Argentinos repudiam armação do “Supremo Tribunal de Justiça” contra a ex-presidente e anunciam a determinação e a mobilização peronista para derrotar o entreguismo de Javier Milei e construir um modelo de justiça social e independência nacional
Convocados pelo Partido Justicialista (Peronista), por lideranças sindicais e dos movimentos sociais, 500 mil pessoas tomaram o centro de Buenos Aires, na tarde desta quarta-feira (18), em apoio à ex-presidente Cristina Kirchner repudiando a condenação do Supremo Tribunal Federal (STF), que prescreveu a candidatura da principal liderança oposicionista argentina e a condenou a seis anos de prisão domiciliar.
Nem mesmo os controles policiais montados para intimidar as massivas caravanas que se dirigiram à capital ou a guarda acompanhada por caminhões com canhões de água foram capazem de deter o entusiasmo e a determinação da população de defender a democracia e rechaçar políticas que matam de fome a população e retiram recursos da ciência, da educação e da saúde pública.
À medida que o protesto ganhava força, a líder oposionista anunciou ter solicitado ao tribunal que a condenou se a proibição incluía sair à varanda do apartamento para cumprimentar os seus apoiadores, o que tem feito constantemente. Há vários dias, a residência de Cristina, na esquina das ruas San José e Humberto Primo, no centro da capital, tornou-se um local de peregrinação da militância, que chega, canta e aplaude na expectativa de que a líder saia até a sacada.
“Viemos à missa e nos vamos”, relatou um homem ao jornal Página12. Anabel veio de Bolougne, na Grande Buenos Aires, e é a primeira vez que se aproxima do local. “Para mim, Cristina representa direitos, o bem-estar do povo”, declarou Anabel, para quem “o ódio a ela me fez amá-la, uma vez que se trata de uma perseguição política evidente”.
“Cada um com sua identidade, talvez com algumas diferenças táticas, mas a estratégia tem a ver com a libertação definitiva da pátria, e os governos de Néstor e Cristina têm esse rumo bem definido, que é irreversível para a República Argentina”, declarou o prefeito de Ituzaingó, Pablo Descalzo.
O governador Axel Kicillof reuniu todos os setores que compõem o Movimento Direito ao Futuro (MDF) e ratificou a força peronista, reiterando a relevância da unidade para o combate ao ultraneoliberalismo de Milei e sua postura entreguista e truculenta, que tenta em vão inviabilizar a força da nação argentina.

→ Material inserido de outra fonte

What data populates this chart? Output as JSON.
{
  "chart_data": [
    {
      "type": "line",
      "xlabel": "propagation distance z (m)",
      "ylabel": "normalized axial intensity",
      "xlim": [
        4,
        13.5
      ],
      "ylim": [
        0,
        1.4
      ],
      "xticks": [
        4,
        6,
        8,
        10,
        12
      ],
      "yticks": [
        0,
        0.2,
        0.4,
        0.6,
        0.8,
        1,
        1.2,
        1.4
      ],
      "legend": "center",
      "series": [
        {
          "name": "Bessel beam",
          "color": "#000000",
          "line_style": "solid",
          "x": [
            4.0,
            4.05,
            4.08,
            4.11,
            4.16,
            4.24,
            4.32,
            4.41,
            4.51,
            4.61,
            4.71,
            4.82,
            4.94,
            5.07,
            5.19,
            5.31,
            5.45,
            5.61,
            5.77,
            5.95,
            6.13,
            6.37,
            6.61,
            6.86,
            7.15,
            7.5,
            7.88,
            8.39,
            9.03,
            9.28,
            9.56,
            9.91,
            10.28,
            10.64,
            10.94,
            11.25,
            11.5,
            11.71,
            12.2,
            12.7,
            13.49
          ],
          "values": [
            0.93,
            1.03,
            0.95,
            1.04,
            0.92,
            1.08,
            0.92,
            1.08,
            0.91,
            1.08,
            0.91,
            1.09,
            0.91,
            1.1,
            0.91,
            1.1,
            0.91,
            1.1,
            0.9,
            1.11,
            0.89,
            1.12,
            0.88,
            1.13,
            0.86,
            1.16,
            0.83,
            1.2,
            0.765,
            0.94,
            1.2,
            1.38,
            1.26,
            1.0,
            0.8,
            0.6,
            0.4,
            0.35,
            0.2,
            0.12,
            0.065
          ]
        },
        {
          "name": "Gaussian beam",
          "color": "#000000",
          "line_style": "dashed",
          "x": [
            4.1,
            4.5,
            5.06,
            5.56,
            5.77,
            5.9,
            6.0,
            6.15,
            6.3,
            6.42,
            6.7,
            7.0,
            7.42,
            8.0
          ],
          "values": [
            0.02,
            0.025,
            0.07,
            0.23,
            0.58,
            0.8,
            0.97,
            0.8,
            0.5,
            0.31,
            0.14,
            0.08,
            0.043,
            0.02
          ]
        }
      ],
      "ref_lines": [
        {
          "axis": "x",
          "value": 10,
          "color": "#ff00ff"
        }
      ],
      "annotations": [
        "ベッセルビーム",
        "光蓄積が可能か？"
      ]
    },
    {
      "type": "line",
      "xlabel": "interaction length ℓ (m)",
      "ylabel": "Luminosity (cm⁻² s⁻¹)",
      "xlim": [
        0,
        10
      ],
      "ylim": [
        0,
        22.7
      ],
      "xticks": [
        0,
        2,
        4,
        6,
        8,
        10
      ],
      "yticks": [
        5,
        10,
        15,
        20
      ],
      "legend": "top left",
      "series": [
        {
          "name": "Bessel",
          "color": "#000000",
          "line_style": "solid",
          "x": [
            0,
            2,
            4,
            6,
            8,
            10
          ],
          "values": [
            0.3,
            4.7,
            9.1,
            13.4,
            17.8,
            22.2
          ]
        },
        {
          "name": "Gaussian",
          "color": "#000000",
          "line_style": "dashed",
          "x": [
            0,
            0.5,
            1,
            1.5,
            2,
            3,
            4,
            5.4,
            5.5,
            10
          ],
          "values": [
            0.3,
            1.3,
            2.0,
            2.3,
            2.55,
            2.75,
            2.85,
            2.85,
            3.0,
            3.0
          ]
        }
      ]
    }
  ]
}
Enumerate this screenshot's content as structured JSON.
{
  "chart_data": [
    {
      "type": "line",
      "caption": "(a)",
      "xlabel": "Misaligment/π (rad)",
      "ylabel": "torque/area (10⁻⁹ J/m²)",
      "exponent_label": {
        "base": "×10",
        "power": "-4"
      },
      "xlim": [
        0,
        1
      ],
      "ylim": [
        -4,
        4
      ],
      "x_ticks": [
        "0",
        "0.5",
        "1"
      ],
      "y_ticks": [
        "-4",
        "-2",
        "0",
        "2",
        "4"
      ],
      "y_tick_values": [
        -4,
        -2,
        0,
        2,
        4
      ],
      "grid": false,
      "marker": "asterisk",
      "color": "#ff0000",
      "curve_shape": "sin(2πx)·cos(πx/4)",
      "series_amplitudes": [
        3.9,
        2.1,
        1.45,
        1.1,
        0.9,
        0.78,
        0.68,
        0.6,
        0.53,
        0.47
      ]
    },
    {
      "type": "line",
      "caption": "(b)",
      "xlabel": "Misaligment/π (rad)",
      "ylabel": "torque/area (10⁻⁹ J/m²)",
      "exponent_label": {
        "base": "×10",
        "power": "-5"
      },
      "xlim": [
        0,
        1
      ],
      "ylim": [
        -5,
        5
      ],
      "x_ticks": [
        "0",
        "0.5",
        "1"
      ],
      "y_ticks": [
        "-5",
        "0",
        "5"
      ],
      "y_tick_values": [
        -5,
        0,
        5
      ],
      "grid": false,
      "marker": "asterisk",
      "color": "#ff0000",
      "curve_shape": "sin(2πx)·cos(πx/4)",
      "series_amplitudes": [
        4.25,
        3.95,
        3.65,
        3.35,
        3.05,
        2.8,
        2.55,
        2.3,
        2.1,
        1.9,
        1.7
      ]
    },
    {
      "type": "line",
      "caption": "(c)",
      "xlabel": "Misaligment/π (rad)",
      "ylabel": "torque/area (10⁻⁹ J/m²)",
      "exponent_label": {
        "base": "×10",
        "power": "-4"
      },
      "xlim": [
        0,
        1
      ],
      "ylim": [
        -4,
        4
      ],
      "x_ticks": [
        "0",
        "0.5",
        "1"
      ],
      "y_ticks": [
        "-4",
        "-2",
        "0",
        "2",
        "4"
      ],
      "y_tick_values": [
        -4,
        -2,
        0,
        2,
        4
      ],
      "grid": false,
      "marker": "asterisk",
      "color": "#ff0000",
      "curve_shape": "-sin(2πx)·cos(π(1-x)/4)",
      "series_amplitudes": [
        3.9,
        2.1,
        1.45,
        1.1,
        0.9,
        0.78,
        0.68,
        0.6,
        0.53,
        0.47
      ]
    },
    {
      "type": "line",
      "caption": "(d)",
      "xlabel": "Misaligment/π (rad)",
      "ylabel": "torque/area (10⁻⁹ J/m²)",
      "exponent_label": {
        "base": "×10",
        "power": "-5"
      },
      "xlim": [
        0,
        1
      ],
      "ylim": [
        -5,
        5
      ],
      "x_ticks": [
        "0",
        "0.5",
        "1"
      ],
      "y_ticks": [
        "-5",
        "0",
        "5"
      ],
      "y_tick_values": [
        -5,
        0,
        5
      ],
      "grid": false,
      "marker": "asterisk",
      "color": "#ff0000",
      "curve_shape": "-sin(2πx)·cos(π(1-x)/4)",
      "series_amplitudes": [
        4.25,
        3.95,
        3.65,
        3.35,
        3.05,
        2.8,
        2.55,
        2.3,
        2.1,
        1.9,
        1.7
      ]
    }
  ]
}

O secretário-geral da Central dos Trabalhadores da Argentina-Autônoma (CTA-A), Hugo Godoy, assinalou que “a capacidade de mobilização do nosso povo para defender a democracia é muito importante para evitar que Milei e os três inapresentáveis juízes do STJ governem o país por decreto e fabriquem casos, restringindo a democracia cada dia mais, exercendo um despotismo que destrói os direitos do nosso povo”. “É por isso que hoje não apenas repudiamos a proscrição contra Cristina e nos solidarizamos com ela, mas nos mobilizamos em defesa da democracia, com a consciência de que a unidade do nosso povo deve se transformar em capacidade de rebelião para frear esse despotismo”
CRISTINA RIDICULARIZA O “LIXO” JUDICIAL
Trancada na sua residência, a ex-presidente Cristina Fernández de Kirchner enviou uma mensagem de áudio à multidão: “Estou em San José 1111, firme e tranquila. É claro que não posso sair para a varanda, meu Deus, que lixo que são”.
“‘Vamos Voltar’ porque revela uma vontade, a vontade de voltar a ter um país onde as crianças possam comer quatro vezes ao dia, e onde tenham livros e computadores na escola, onde os trabalhadores possam sobreviver e economizar para comprar um carro, uma casa, um pedaço de terra, algo que lhes pertence”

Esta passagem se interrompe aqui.